À l’origine de cette notion de « signaux faibles », on trouve une théorie à l’efficacité contestée issue des doctrines sécuritaires américaines, rappelle Jérôme Hourdeaux dans Mediapart. « Elle déborde désormais du monde de la lutte contre le terrorisme pour s’insinuer dans l’espace public. » Au départ, c’est du domaine de l’intelligence économique que cette théorie est issue, pour repérer « toutes les bribes d’information, les événements anodins, les petites anomalies qui passent inaperçus mais qui sont en réalité annonciateurs de bouleversements majeurs. Une entreprise capable de repérer ces signaux faibles pourrait anticiper ces changements et prendre ainsi un avantage décisif sur ses concurrents. » Puis son application s’est étendue à la lutte contre la criminalité, avec « des programmes policiers visant non plus à appréhender des délinquants mais à prévoir les crimes et, si possible, arrêter leurs auteurs avant qu’ils ne passent à l’acte ». La doctrine de la broken window, la « fenêtre brisée » s’en inspire, qui « repose sur la répression de toutes les petites incivilités, vues comme les signes avant-coureurs d’une délinquance plus grave ».
Sur le terrain, la théorie de la broken window se traduit par une politique de « tolérance zéro » et l’usage massif de la tactique du « stop and frisk », « contrôle et fouille », consistant à pratiquer des contrôles massifs dans certaines zones ou sur certaines populations.
Si elle a bien fait baisser les chiffres de la délinquance, à New York notamment, elle s’est d’abord illustrée par « une répression féroce dans certains quartiers, marquée par plusieurs bavures et une discrimination raciale dénoncées par les associations de défense des droits civiques ». Importée en France sous le mandat de Nicolas Sarkozy, la politique de tolérance zéro va multiplier les textes visant à sanctionner les petits délits, comme par exemple l’occupation des halls d’immeuble par les jeunes.
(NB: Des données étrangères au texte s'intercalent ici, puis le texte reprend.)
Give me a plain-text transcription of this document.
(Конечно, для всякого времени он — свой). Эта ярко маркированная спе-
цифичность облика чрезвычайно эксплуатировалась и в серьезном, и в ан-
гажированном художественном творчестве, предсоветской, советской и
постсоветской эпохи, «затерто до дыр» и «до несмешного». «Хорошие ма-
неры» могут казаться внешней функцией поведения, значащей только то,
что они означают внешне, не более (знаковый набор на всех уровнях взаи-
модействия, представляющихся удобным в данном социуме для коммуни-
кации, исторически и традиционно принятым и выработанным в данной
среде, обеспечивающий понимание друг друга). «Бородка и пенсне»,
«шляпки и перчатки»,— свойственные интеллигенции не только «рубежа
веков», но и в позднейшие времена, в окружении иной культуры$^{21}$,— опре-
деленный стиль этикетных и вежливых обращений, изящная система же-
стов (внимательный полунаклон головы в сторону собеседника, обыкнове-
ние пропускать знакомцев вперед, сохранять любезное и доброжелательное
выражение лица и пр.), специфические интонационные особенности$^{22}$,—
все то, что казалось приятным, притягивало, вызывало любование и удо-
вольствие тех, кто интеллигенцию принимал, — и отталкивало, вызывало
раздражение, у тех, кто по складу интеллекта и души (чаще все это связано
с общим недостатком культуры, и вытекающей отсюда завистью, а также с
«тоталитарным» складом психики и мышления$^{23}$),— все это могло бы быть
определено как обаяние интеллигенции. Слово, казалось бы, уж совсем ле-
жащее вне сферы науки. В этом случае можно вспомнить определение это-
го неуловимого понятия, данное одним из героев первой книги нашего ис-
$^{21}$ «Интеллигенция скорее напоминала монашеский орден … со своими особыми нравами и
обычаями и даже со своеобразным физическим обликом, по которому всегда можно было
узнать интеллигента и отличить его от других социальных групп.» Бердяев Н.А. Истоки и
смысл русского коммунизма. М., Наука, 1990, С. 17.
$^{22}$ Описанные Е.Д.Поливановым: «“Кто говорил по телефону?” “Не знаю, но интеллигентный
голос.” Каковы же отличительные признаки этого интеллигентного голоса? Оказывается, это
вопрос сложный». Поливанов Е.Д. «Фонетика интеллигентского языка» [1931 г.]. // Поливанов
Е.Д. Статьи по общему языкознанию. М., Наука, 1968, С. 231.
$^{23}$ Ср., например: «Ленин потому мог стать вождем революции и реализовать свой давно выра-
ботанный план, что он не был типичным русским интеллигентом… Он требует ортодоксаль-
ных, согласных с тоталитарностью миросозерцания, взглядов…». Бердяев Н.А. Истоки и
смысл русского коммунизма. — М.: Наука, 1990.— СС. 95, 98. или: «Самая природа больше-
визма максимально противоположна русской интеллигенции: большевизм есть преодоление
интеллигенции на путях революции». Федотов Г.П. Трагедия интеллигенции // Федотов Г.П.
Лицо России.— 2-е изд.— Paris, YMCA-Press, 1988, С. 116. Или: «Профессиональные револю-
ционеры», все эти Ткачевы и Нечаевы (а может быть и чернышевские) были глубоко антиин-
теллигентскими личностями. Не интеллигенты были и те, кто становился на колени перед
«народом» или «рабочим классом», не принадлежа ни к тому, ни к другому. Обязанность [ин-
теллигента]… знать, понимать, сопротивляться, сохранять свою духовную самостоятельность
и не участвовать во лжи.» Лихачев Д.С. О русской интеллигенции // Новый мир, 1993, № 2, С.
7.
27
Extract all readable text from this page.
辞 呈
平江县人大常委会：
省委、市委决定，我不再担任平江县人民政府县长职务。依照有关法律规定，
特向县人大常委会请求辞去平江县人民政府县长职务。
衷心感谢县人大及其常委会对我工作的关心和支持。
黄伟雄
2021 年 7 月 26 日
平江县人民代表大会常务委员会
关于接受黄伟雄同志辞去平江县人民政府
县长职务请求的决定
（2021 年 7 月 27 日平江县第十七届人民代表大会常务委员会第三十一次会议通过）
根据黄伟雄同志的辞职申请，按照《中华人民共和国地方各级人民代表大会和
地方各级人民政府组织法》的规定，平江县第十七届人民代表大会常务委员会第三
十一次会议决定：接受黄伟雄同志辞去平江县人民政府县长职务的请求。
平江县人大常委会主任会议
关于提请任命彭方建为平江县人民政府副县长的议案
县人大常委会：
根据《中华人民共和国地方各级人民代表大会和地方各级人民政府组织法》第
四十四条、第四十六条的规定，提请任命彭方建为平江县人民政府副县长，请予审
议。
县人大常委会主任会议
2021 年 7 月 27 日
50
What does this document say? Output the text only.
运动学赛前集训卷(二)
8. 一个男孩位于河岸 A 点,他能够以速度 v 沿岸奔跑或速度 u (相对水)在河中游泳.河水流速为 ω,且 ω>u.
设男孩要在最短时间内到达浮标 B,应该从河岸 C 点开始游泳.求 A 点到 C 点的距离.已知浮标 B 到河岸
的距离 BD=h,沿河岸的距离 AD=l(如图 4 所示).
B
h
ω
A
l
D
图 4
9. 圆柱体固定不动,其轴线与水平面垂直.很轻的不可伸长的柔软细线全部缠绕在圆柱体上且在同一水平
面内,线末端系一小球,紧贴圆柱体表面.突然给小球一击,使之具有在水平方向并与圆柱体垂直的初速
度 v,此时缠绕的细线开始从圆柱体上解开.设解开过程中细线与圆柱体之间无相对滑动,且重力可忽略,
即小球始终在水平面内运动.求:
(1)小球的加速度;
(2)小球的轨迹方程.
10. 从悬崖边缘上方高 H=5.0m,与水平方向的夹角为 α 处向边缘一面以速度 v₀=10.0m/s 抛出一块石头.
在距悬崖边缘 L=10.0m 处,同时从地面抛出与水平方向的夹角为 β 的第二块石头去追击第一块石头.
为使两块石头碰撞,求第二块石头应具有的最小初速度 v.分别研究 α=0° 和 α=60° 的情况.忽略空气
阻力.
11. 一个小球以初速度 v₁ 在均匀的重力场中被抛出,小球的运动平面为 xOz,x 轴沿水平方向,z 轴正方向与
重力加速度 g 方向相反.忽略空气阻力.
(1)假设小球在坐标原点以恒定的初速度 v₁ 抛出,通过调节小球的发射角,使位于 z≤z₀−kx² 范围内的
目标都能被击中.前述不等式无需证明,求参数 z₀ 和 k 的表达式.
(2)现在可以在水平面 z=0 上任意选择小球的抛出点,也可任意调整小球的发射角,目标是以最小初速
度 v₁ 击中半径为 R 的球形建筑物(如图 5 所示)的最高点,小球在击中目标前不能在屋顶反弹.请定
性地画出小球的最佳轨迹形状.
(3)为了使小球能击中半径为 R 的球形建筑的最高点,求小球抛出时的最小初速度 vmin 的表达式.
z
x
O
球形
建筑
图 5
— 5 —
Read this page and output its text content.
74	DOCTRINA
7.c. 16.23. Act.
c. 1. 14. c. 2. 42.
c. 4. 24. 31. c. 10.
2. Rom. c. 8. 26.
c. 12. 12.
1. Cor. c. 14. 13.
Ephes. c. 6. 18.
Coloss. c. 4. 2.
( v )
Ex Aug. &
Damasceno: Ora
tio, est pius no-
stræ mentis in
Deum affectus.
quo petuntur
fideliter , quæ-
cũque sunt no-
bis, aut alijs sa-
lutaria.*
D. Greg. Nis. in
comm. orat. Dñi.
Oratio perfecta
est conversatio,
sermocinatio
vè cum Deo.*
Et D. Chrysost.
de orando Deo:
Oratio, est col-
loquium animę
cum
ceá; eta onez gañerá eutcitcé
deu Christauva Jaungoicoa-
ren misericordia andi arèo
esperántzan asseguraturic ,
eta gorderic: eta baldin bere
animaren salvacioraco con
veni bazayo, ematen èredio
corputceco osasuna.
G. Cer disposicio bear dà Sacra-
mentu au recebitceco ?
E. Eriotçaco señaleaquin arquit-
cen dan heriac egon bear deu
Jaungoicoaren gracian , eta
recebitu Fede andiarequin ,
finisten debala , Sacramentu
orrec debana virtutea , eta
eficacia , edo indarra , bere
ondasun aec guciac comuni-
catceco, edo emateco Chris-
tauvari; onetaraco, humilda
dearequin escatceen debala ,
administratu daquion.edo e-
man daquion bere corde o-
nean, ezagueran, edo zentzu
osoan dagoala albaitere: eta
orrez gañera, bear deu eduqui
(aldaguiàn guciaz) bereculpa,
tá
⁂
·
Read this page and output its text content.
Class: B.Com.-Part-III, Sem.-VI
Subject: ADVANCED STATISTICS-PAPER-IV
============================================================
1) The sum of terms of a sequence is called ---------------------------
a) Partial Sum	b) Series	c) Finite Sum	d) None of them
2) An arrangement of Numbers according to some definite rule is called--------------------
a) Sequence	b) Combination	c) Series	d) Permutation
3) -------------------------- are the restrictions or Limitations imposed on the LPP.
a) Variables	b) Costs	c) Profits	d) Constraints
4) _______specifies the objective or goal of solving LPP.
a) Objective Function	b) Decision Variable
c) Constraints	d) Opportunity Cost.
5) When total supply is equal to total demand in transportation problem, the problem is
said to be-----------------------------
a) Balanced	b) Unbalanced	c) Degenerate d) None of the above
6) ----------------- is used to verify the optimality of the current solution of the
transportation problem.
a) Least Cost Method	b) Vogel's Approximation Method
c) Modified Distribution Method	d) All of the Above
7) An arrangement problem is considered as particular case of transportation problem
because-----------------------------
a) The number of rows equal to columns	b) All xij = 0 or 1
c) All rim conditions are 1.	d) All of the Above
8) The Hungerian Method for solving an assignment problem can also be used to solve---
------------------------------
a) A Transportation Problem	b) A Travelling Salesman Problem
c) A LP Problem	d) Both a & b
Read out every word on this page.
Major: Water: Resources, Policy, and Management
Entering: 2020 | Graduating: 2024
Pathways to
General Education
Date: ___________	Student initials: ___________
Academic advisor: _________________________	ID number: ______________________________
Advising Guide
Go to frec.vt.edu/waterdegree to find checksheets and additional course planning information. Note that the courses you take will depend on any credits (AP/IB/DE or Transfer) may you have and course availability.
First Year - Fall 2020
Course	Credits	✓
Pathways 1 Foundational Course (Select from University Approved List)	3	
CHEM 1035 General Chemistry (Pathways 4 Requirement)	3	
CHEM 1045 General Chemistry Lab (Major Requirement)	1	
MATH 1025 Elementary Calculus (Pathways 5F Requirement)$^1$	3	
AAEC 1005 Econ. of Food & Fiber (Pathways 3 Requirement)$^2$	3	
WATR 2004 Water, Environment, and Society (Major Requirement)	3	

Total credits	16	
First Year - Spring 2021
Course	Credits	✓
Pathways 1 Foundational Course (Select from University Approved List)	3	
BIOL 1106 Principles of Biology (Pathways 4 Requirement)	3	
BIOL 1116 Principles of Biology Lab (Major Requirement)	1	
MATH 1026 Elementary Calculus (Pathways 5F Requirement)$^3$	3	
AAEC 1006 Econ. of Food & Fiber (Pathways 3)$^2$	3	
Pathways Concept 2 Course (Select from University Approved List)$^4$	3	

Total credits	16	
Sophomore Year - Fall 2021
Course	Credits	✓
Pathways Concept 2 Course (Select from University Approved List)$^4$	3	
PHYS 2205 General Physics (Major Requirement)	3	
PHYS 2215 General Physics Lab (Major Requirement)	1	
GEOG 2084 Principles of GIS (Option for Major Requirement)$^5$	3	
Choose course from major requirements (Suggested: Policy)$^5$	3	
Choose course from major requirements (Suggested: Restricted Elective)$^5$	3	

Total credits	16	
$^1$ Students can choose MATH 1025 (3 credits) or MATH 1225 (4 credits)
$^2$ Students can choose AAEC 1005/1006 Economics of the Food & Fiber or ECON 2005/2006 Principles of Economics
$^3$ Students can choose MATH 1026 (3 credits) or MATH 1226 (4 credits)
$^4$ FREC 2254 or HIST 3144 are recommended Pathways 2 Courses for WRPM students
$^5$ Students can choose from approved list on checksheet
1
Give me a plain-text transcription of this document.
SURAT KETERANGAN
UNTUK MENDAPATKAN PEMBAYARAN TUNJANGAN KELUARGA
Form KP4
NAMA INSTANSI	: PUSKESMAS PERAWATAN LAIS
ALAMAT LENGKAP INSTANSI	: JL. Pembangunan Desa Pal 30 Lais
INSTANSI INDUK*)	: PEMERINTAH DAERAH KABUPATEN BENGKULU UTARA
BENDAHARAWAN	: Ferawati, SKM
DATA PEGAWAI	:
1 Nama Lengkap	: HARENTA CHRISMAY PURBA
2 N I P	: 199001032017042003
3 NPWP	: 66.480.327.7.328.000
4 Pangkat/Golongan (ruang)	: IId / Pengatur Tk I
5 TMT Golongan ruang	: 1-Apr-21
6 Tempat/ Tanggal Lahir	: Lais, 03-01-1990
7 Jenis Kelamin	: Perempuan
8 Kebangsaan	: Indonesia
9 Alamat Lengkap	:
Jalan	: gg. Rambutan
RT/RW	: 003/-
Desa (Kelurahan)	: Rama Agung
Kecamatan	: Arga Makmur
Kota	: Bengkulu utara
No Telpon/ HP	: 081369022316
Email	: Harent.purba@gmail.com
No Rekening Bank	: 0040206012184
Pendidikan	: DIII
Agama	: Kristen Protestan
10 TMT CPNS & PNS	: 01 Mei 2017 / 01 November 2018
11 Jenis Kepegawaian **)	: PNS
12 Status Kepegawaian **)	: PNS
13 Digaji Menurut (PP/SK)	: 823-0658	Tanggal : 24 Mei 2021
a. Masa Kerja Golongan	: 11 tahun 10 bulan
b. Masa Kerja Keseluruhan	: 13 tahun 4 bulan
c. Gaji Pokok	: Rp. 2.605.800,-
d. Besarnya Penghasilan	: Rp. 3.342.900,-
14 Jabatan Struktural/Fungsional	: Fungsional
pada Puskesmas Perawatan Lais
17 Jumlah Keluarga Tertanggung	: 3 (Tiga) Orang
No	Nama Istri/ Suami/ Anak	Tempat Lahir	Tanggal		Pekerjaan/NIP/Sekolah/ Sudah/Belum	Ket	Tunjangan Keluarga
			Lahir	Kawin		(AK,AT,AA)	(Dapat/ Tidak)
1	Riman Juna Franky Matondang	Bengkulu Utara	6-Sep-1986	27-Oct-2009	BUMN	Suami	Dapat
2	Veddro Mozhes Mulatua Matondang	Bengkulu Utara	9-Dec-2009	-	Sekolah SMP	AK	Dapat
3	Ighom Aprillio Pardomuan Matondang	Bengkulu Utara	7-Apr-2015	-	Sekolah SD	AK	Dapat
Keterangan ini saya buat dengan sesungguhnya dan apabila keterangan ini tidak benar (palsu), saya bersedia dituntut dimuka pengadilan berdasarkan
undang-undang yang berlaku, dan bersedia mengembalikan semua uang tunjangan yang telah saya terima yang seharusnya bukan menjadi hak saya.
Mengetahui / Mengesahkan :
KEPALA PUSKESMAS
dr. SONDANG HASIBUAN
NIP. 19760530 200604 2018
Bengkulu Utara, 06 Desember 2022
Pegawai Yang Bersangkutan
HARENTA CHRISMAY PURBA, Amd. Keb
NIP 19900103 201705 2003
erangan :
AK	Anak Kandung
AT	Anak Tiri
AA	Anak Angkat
À l’ère d’internet, les services de renseignement disposent de bases de données permettant de faire travailler les logiciels sur un plus grand nombre de critères. C’est ainsi qu’en 2007, le bureau californien du FBI a mis en place un dispositif de surveillance visant à repérer les consommateurs de fallafels dans l’espoir d’identifier des espions iraniens. Et ces derniers jours, on a pu assister à des débats surréalistes sur le caractère « signifiant » de certaines barbes… On voit bien la dérive sécuritaire que tout cela entraîne. Et si l’efficacité de ces outils de surveillance reste à démontrer quant à la prévention du terrorisme, leurs effets sur les discriminations sont manifestes.
Libertés publiques
« Nous sortons progressivement de notre philosophie des droits », affirme François Sureau dans un dialogue avec Bernard Cazeneuve, ex-ministre de l’Intérieur de 2014 à 2016, un débat organisé par L’Obs. L’avocat rappelle ces propos de Roger Frey, ancien ministre de l’intérieur du général De Gaulle : « Il n’y a pas de mois où l’on ne propose à un ministre de l’Intérieur un texte limitant la liberté au motif qu’il faciliterait l’action de la police. » Selon lui, la réduction des libertés n’entraîne « aucun bénéfice en ce qui concerne la sûreté ». Dans le dernier opuscule de la collection Tracts, chez Gallimard, publié sous le titre Sans la liberté, il déplore que « l’administration, qui sur ces sujets gouverne en France par parlement interposé, se propose moins de régler un problème que de faciliter le travail des agents publics chargés de le régler, ce qui est très différent ».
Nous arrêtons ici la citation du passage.